Can we choose $\alpha ,\beta ,\gamma $ such that $p(x)$ has one positive real root and two conjugate complex roots with negative real part?
Best Answer
Given cubic polynomial $p(x)$ with coefficients as shown,Descartes Rule of Signs tells us there will be one positive root and either two or no negative roots.

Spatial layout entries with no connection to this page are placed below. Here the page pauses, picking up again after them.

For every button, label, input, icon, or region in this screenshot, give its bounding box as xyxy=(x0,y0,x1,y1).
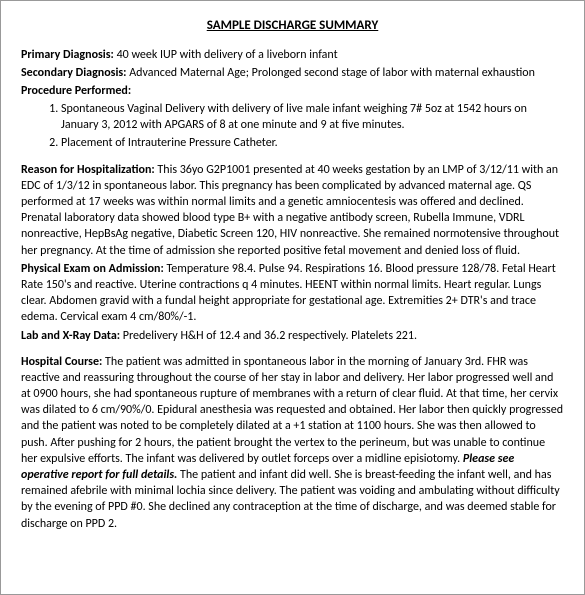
lab-text: Predelivery H&H of 12.4 and 36.2 respect… xyxy=(120,329,417,343)
primary-text: 40 week IUP with delivery of a liveborn … xyxy=(114,48,338,62)
secondary-text: Advanced Maternal Age; Prolonged second … xyxy=(127,66,535,80)
procedure-label: Procedure Performed: xyxy=(21,84,131,98)
page-title: SAMPLE DISCHARGE SUMMARY xyxy=(21,17,564,35)
physical-label: Physical Exam on Admission: xyxy=(21,262,164,276)
procedure-list: Spontaneous Vaginal Delivery with delive… xyxy=(21,101,564,152)
primary-label: Primary Diagnosis: xyxy=(21,48,114,62)
reason-label: Reason for Hospitalization: xyxy=(21,163,155,177)
lab-label: Lab and X-Ray Data: xyxy=(21,329,120,343)
primary-diagnosis: Primary Diagnosis: 40 week IUP with deli… xyxy=(21,47,564,63)
physical-section: Physical Exam on Admission: Temperature … xyxy=(21,261,564,326)
secondary-diagnosis: Secondary Diagnosis: Advanced Maternal A… xyxy=(21,65,564,81)
course-section: Hospital Course: The patient was admitte… xyxy=(21,354,564,532)
lab-section: Lab and X-Ray Data: Predelivery H&H of 1… xyxy=(21,328,564,344)
reason-section: Reason for Hospitalization: This 36yo G2… xyxy=(21,162,564,259)
secondary-label: Secondary Diagnosis: xyxy=(21,66,127,80)
course-label: Hospital Course: xyxy=(21,355,102,369)
course-text-1: The patient was admitted in spontaneous … xyxy=(21,355,563,466)
procedure-item: Placement of Intrauterine Pressure Cathe… xyxy=(61,135,564,151)
procedure-item: Spontaneous Vaginal Delivery with delive… xyxy=(61,101,564,133)
procedure-performed: Procedure Performed: Spontaneous Vaginal… xyxy=(21,83,564,152)
discharge-summary-page: SAMPLE DISCHARGE SUMMARY Primary Diagnos… xyxy=(0,0,585,595)
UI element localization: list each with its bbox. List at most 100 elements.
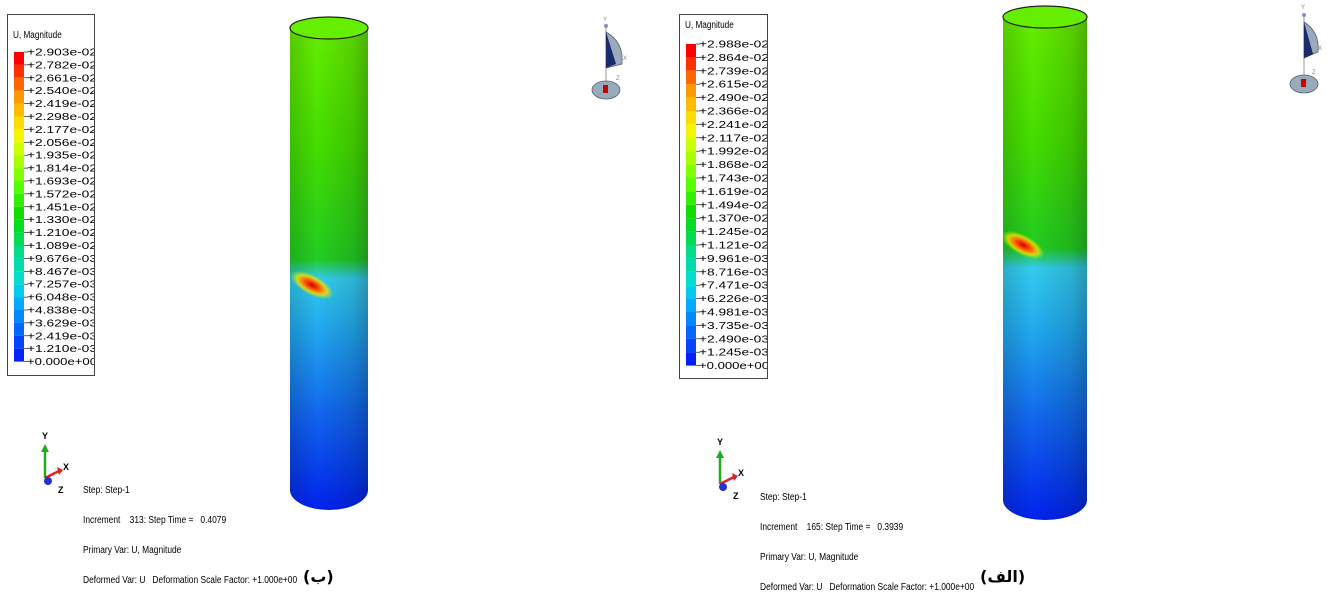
legend-swatch [14, 52, 24, 65]
legend-swatch [686, 84, 696, 98]
legend-swatch [686, 164, 696, 178]
legend-swatch [686, 204, 696, 219]
legend-value: +2.490e-02 [699, 93, 767, 104]
deformed-var-label-b: Deformed Var: U Deformation Scale Factor… [83, 575, 298, 586]
legend-swatch [686, 124, 696, 138]
deformed-var-label-a: Deformed Var: U Deformation Scale Factor… [760, 582, 975, 593]
legend-swatch [14, 193, 24, 207]
caption-b: (ب) [303, 567, 334, 586]
legend-value: +1.089e-02 [27, 241, 94, 252]
legend-swatch [14, 258, 24, 272]
legend-swatch [686, 312, 696, 326]
increment-label-b: Increment 313: Step Time = 0.4079 [83, 515, 227, 526]
legend-swatch [14, 219, 24, 233]
legend-swatch [14, 310, 24, 323]
legend-value: +2.419e-03 [27, 331, 94, 342]
legend-value: +3.735e-03 [699, 321, 767, 332]
panel-b: +2.903e-02 +2.782e-02 +2.661e-02 +2.540e-02… [0, 0, 660, 594]
legend-value: +2.615e-02 [699, 80, 767, 91]
legend-swatch [14, 129, 24, 143]
legend-value: +1.370e-02 [699, 214, 767, 225]
legend-value: +1.245e-03 [699, 348, 767, 359]
legend-swatch [14, 271, 24, 285]
legend-b: +2.903e-02 +2.782e-02 +2.661e-02 +2.540e-02… [7, 14, 95, 376]
legend-value: +1.619e-02 [699, 187, 767, 198]
axis-triad-a: Y X Z [716, 437, 744, 501]
legend-value: +1.935e-02 [27, 151, 94, 162]
legend-swatch [686, 352, 696, 366]
legend-swatch [14, 64, 24, 78]
legend-value: +2.419e-02 [27, 99, 94, 110]
legend-value: +1.693e-02 [27, 177, 94, 188]
legend-value: +1.121e-02 [699, 241, 767, 252]
legend-value: +2.117e-02 [699, 133, 767, 144]
legend-swatch [14, 322, 24, 336]
legend-value: +3.629e-03 [27, 318, 94, 329]
legend-swatch [686, 285, 696, 299]
legend-swatch [14, 348, 24, 362]
legend-value: +2.864e-02 [699, 53, 767, 64]
legend-swatch [14, 245, 24, 259]
step-label-b: Step: Step-1 [83, 485, 130, 496]
legend-value: +2.661e-02 [27, 73, 94, 84]
primary-var-label-b: Primary Var: U, Magnitude [83, 545, 182, 556]
legend-value: +2.782e-02 [27, 60, 94, 71]
legend-value: +1.814e-02 [27, 164, 94, 175]
legend-swatch [686, 70, 696, 85]
legend-swatch [686, 231, 696, 245]
legend-value: +2.490e-03 [699, 334, 767, 345]
legend-value: +1.494e-02 [699, 200, 767, 211]
cylinder-a [1001, 5, 1088, 520]
legend-swatch [14, 232, 24, 246]
legend-value: +8.716e-03 [699, 267, 767, 278]
legend-value: +4.981e-03 [699, 308, 767, 319]
legend-swatch [686, 178, 696, 192]
legend-value: +1.572e-02 [27, 189, 94, 200]
view-orientation-glyph-b: Y X Z [591, 17, 627, 100]
legend-value: +1.245e-02 [699, 227, 767, 238]
view-orientation-glyph-a: Y X Z [1289, 5, 1322, 94]
legend-swatch [686, 271, 696, 286]
panel-a: +2.988e-02 +2.864e-02 +2.739e-02 +2.615e-02… [668, 0, 1327, 594]
legend-value: +2.298e-02 [27, 112, 94, 123]
legend-swatch [14, 116, 24, 130]
legend-value: +0.000e+00 [699, 361, 767, 372]
legend-swatch [686, 57, 696, 71]
legend-swatch [686, 218, 696, 232]
svg-text:Z: Z [616, 76, 620, 82]
svg-text:Z: Z [1312, 70, 1316, 76]
legend-a-swatches: +2.988e-02 +2.864e-02 +2.739e-02 +2.615e-02… [686, 40, 767, 372]
legend-swatch [14, 206, 24, 220]
legend-swatch [686, 44, 696, 58]
legend-value: +1.992e-02 [699, 147, 767, 158]
step-info-b: Step: Step-1 Increment 313: Step Time = … [83, 466, 297, 606]
legend-value: +0.000e+00 [27, 357, 94, 368]
legend-value: +4.838e-03 [27, 306, 94, 317]
legend-swatch [14, 297, 24, 310]
legend-swatch [686, 151, 696, 165]
legend-swatch [686, 137, 696, 152]
legend-swatch [686, 325, 696, 339]
legend-value: +1.868e-02 [699, 160, 767, 171]
legend-swatch [686, 258, 696, 272]
step-label-a: Step: Step-1 [760, 492, 807, 503]
legend-swatch [14, 103, 24, 117]
legend-swatch [686, 191, 696, 205]
triad-b-z-label: Z [58, 485, 64, 495]
svg-text:X: X [1318, 46, 1322, 52]
axis-triad-b: Y X Z [41, 431, 69, 495]
legend-b-title: U, Magnitude [13, 30, 62, 41]
legend-swatch [14, 181, 24, 194]
legend-value: +2.988e-02 [699, 40, 767, 51]
legend-a: +2.988e-02 +2.864e-02 +2.739e-02 +2.615e-02… [679, 14, 768, 379]
step-info-a: Step: Step-1 Increment 165: Step Time = … [760, 473, 974, 613]
legend-swatch [14, 142, 24, 156]
legend-swatch [14, 77, 24, 91]
caption-a: (الف) [980, 567, 1026, 586]
legend-swatch [686, 111, 696, 125]
legend-a-title: U, Magnitude [685, 20, 734, 31]
increment-label-a: Increment 165: Step Time = 0.3939 [760, 522, 904, 533]
legend-value: +7.257e-03 [27, 280, 94, 291]
legend-value: +1.210e-03 [27, 344, 94, 355]
legend-value: +9.961e-03 [699, 254, 767, 265]
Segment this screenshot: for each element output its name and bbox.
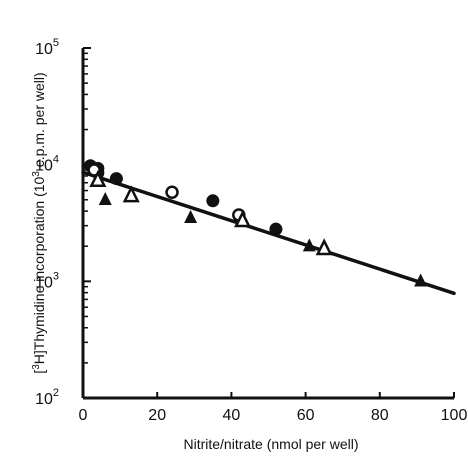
point-filled-triangle: [302, 238, 316, 252]
y-tick-label-2: 104: [35, 154, 59, 175]
point-filled-circle: [206, 194, 220, 208]
point-open-triangle: [89, 170, 107, 188]
point-open-triangle: [122, 185, 140, 203]
y-axis-title-isotope: 3: [31, 364, 42, 370]
y-tick-label-3: 105: [35, 37, 59, 58]
x-tick-label-40: 40: [223, 407, 241, 424]
point-open-circle: [165, 185, 179, 200]
point-open-triangle: [315, 238, 333, 256]
y-axis-title-tail: c.p.m. per well): [31, 72, 47, 171]
point-filled-circle: [109, 172, 123, 186]
y-tick-label-1: 103: [35, 270, 59, 291]
x-tick-label-0: 0: [79, 407, 88, 424]
tick-marks: [82, 47, 455, 399]
y-tick-label-0: 102: [35, 387, 59, 408]
fit-line-group: [81, 170, 456, 296]
y-axis-title-exp: 3: [31, 171, 42, 177]
point-open-triangle: [234, 210, 252, 228]
data-points: [83, 159, 428, 287]
x-tick-label-80: 80: [371, 407, 389, 424]
tick-labels: 0 20 40 60 80 100 102 103 104 105: [35, 37, 467, 424]
point-filled-triangle: [414, 273, 428, 287]
point-filled-triangle: [98, 191, 112, 205]
point-filled-triangle: [184, 210, 198, 224]
x-tick-label-60: 60: [297, 407, 315, 424]
x-tick-label-100: 100: [441, 407, 468, 424]
point-filled-circle: [269, 222, 283, 236]
y-axis-title-rest: H]Thymidine incorporation (10: [31, 176, 47, 364]
axes: [81, 48, 454, 400]
fit-line: [81, 170, 456, 296]
x-axis-title: Nitrite/nitrate (nmol per well): [183, 436, 358, 452]
y-axis-title: [3H]Thymidine incorporation (103 c.p.m. …: [31, 72, 47, 373]
x-tick-label-20: 20: [148, 407, 166, 424]
y-axis-title-open: [: [31, 370, 47, 374]
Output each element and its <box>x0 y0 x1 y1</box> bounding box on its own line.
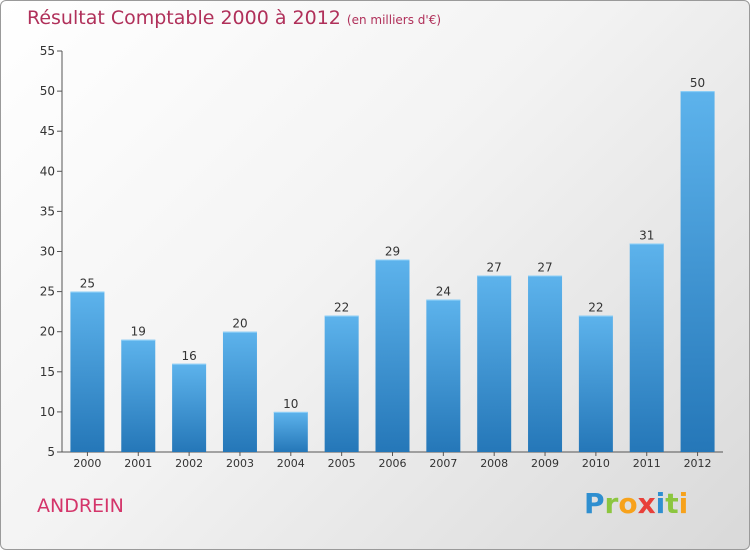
y-tick-label: 5 <box>47 445 55 459</box>
bar-2006 <box>375 259 410 452</box>
y-tick-label: 25 <box>40 285 55 299</box>
place-name: ANDREIN <box>37 495 124 517</box>
x-tick-label: 2004 <box>277 457 305 470</box>
y-tick-label: 40 <box>40 164 55 178</box>
x-tick-label: 2011 <box>633 457 661 470</box>
bar-2008 <box>477 275 512 452</box>
data-label: 19 <box>131 325 146 339</box>
data-label: 50 <box>690 76 705 90</box>
logo-letter: o <box>618 487 638 520</box>
x-tick-label: 2007 <box>429 457 457 470</box>
bar-2002 <box>172 363 207 452</box>
data-label: 10 <box>283 397 298 411</box>
data-label: 27 <box>487 261 502 275</box>
y-tick-label: 50 <box>40 84 55 98</box>
x-tick-label: 2005 <box>328 457 356 470</box>
x-tick-label: 2008 <box>480 457 508 470</box>
logo-letter: x <box>637 487 656 520</box>
proxiti-logo: Proxiti <box>584 487 688 520</box>
x-tick-label: 2001 <box>124 457 152 470</box>
data-label: 31 <box>639 228 654 242</box>
bar-2010 <box>578 315 613 452</box>
logo-letter: P <box>584 487 605 520</box>
x-tick-label: 2000 <box>73 457 101 470</box>
logo-letter: i <box>655 487 666 520</box>
data-label: 16 <box>181 349 196 363</box>
y-tick-label: 45 <box>40 124 55 138</box>
data-label: 24 <box>436 285 451 299</box>
bar-2003 <box>222 331 257 452</box>
x-tick-label: 2003 <box>226 457 254 470</box>
y-tick-label: 20 <box>40 325 55 339</box>
logo-letter: t <box>665 487 679 520</box>
y-tick-label: 55 <box>40 44 55 58</box>
x-tick-label: 2009 <box>531 457 559 470</box>
bar-2004 <box>273 411 308 452</box>
bar-2000 <box>70 291 105 452</box>
logo-letter: i <box>678 487 689 520</box>
bar-2009 <box>528 275 563 452</box>
y-tick-label: 35 <box>40 204 55 218</box>
bar-2011 <box>629 243 664 452</box>
logo-letter: r <box>604 487 619 520</box>
data-label: 29 <box>385 245 400 259</box>
bar-2001 <box>121 339 156 452</box>
chart-title-text: Résultat Comptable 2000 à 2012 <box>27 7 341 29</box>
data-label: 27 <box>537 261 552 275</box>
chart-title: Résultat Comptable 2000 à 2012 (en millie… <box>27 7 441 29</box>
data-label: 25 <box>80 277 95 291</box>
data-label: 20 <box>232 317 247 331</box>
y-tick-label: 15 <box>40 365 55 379</box>
x-tick-label: 2012 <box>684 457 712 470</box>
x-tick-label: 2002 <box>175 457 203 470</box>
x-tick-label: 2006 <box>379 457 407 470</box>
bar-2012 <box>680 91 715 452</box>
bar-2005 <box>324 315 359 452</box>
data-label: 22 <box>334 301 349 315</box>
data-label: 22 <box>588 301 603 315</box>
bar-2007 <box>426 299 461 452</box>
y-tick-label: 30 <box>40 245 55 259</box>
x-tick-label: 2010 <box>582 457 610 470</box>
y-tick-label: 10 <box>40 405 55 419</box>
chart-subtitle: (en milliers d'€) <box>346 13 442 27</box>
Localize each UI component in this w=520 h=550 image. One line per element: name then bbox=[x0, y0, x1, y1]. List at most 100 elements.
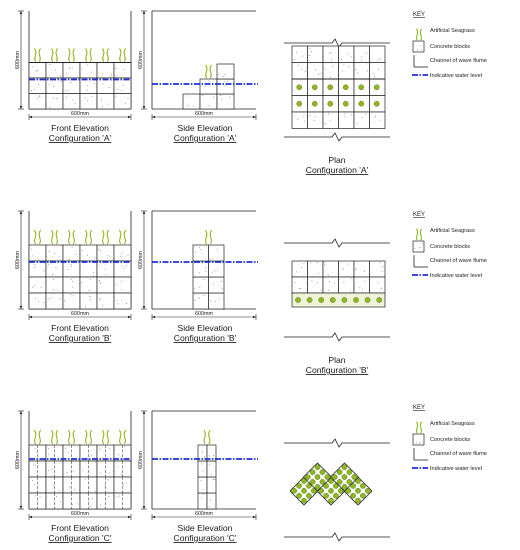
aggregate-speck bbox=[364, 280, 366, 282]
front-caption-configuration: Configuration 'C' bbox=[49, 533, 112, 543]
aggregate-speck bbox=[70, 266, 72, 267]
aggregate-speck bbox=[72, 503, 74, 505]
seagrass-unit bbox=[355, 478, 361, 484]
artificial-seagrass bbox=[204, 229, 213, 245]
side-caption-configuration: Configuration 'C' bbox=[174, 533, 237, 543]
seagrass-unit bbox=[333, 492, 339, 499]
dimension-arrowhead bbox=[19, 506, 23, 509]
aggregate-speck bbox=[121, 473, 122, 475]
aggregate-speck bbox=[48, 448, 49, 450]
dimension-arrowhead bbox=[253, 515, 256, 519]
aggregate-speck bbox=[65, 97, 67, 99]
key-label-seagrass: Artificial Seagrass bbox=[430, 228, 475, 234]
aggregate-speck bbox=[39, 95, 41, 97]
aggregate-speck bbox=[33, 266, 35, 268]
seagrass-blade bbox=[51, 48, 54, 62]
seagrass-blade bbox=[89, 429, 93, 445]
dimension-arrowhead bbox=[29, 515, 32, 519]
aggregate-speck bbox=[201, 463, 203, 465]
front-caption-configuration: Configuration 'A' bbox=[49, 133, 112, 143]
aggregate-speck bbox=[343, 63, 345, 65]
aggregate-speck bbox=[305, 71, 307, 72]
concrete-block bbox=[96, 260, 115, 278]
aggregate-speck bbox=[92, 274, 94, 276]
plan-caption-title: Plan bbox=[328, 155, 345, 165]
seagrass-unit bbox=[323, 492, 329, 499]
aggregate-speck bbox=[101, 99, 102, 101]
dimension-arrowhead bbox=[29, 115, 32, 119]
concrete-block-outline bbox=[369, 111, 386, 129]
aggregate-speck bbox=[120, 280, 122, 282]
aggregate-speck bbox=[367, 70, 368, 72]
seagrass-unit bbox=[296, 84, 303, 91]
key-legend: KEY Artificial Seagrass Concrete blocks Cha… bbox=[412, 12, 487, 79]
artificial-seagrass bbox=[84, 229, 93, 245]
aggregate-speck bbox=[317, 273, 319, 275]
aggregate-speck bbox=[60, 81, 62, 83]
concrete-block bbox=[113, 244, 132, 262]
concrete-block bbox=[96, 244, 115, 262]
aggregate-speck bbox=[94, 83, 96, 85]
aggregate-speck bbox=[71, 67, 73, 69]
seagrass-unit bbox=[341, 483, 348, 490]
dimension-arrowhead bbox=[29, 315, 32, 319]
key-label-water: Indicative water level bbox=[430, 73, 482, 79]
aggregate-speck bbox=[31, 248, 33, 250]
dimension-arrowhead bbox=[142, 106, 146, 109]
dimension-arrowhead bbox=[152, 115, 155, 119]
aggregate-speck bbox=[86, 457, 88, 459]
aggregate-speck bbox=[374, 75, 376, 77]
dimension-arrowhead bbox=[19, 306, 23, 309]
aggregate-speck bbox=[310, 262, 312, 264]
aggregate-speck bbox=[70, 294, 72, 295]
concrete-block bbox=[28, 260, 47, 278]
aggregate-speck bbox=[39, 96, 41, 98]
aggregate-speck bbox=[74, 489, 75, 491]
aggregate-speck bbox=[221, 98, 223, 100]
aggregate-speck bbox=[47, 298, 49, 300]
key-label-seagrass: Artificial Seagrass bbox=[430, 421, 475, 427]
artificial-seagrass bbox=[118, 429, 127, 445]
concrete-block-icon bbox=[412, 240, 425, 253]
seagrass-blade bbox=[68, 48, 71, 62]
aggregate-speck bbox=[317, 74, 319, 76]
dimension-arrowhead bbox=[142, 411, 146, 414]
width-dimension-label: 600mm bbox=[71, 111, 89, 117]
aggregate-speck bbox=[67, 268, 69, 270]
aggregate-speck bbox=[366, 52, 368, 54]
side-caption-title: Side Elevation bbox=[178, 123, 233, 133]
seagrass-unit bbox=[324, 474, 331, 480]
concrete-block-outline bbox=[96, 93, 115, 110]
seagrass-blade bbox=[106, 429, 110, 445]
concrete-block bbox=[216, 63, 235, 80]
concrete-block-outline bbox=[208, 292, 225, 310]
concrete-block bbox=[113, 93, 132, 110]
aggregate-speck bbox=[316, 262, 318, 264]
aggregate-speck bbox=[373, 121, 375, 123]
concrete-block-outline bbox=[79, 276, 98, 294]
aggregate-speck bbox=[70, 82, 72, 83]
seagrass-unit bbox=[346, 479, 353, 485]
concrete-block-outline bbox=[412, 40, 425, 53]
concrete-block-outline bbox=[113, 292, 132, 310]
aggregate-speck bbox=[419, 442, 421, 444]
seagrass-blade bbox=[119, 48, 122, 62]
seagrass-blade bbox=[85, 48, 88, 62]
aggregate-speck bbox=[334, 282, 335, 284]
concrete-block-outline bbox=[197, 460, 208, 478]
seagrass-unit bbox=[311, 100, 318, 107]
seagrass-unit bbox=[314, 464, 321, 471]
aggregate-speck bbox=[127, 97, 129, 99]
aggregate-speck bbox=[309, 47, 311, 49]
concrete-block-outline bbox=[338, 260, 355, 278]
aggregate-speck bbox=[94, 462, 96, 464]
concrete-block bbox=[208, 276, 225, 294]
aggregate-speck bbox=[102, 83, 104, 85]
concrete-block-outline bbox=[113, 93, 132, 110]
concrete-block-outline bbox=[62, 62, 81, 79]
aggregate-speck bbox=[33, 285, 35, 287]
concrete-block-outline bbox=[291, 45, 308, 63]
aggregate-speck bbox=[87, 89, 89, 91]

If only one real root exists, then of course a conjugate pair of complex roots must exist.
So what is required is to choose:
$$ p(x)=(x-r)(x^2 + bx + c) $$
in a compatible way, i.e. that $r \gt 0$, that the quadratic factor above has a conjugate pair of roots with negative real part, and that the expanded product has coefficients as prescribed.
The conjugate pair of roots is guaranteed by a negative discriminant, $b^2 \lt 4c$, while their real part being negative implies $b \gt 0$. For the rest let's multiply out:
$$ p(x) = x^3- (r-b)x^2- (rb- c)x- rc $$
We've already deduced that $r$ and $c$ are positive, so a negative constant term of $p(x)$ is certain.
Likewise for the coefficient of $x^2$ to have the proper sign means $b \lt r$. Finally we want $0 \lt rb- c \lt 1$ to meet the condition on $\alpha$ the coefficient of $x$.
It's not hard to find a suitable choice for $r,b,c$. Taking $b = 1$, we need $r$ greater than that, say $r = 1.1$. Then $c$ needs to be big enough to get the negative discriminant but small enough that $\alpha = rb- c$ is between $0$ and $1$. So $c = 1$ will work:
$$ p(x) = (x-1.1)(x^2 + x + 1) = x^3 - 0.1x^2 - 0.1x - 1.1 $$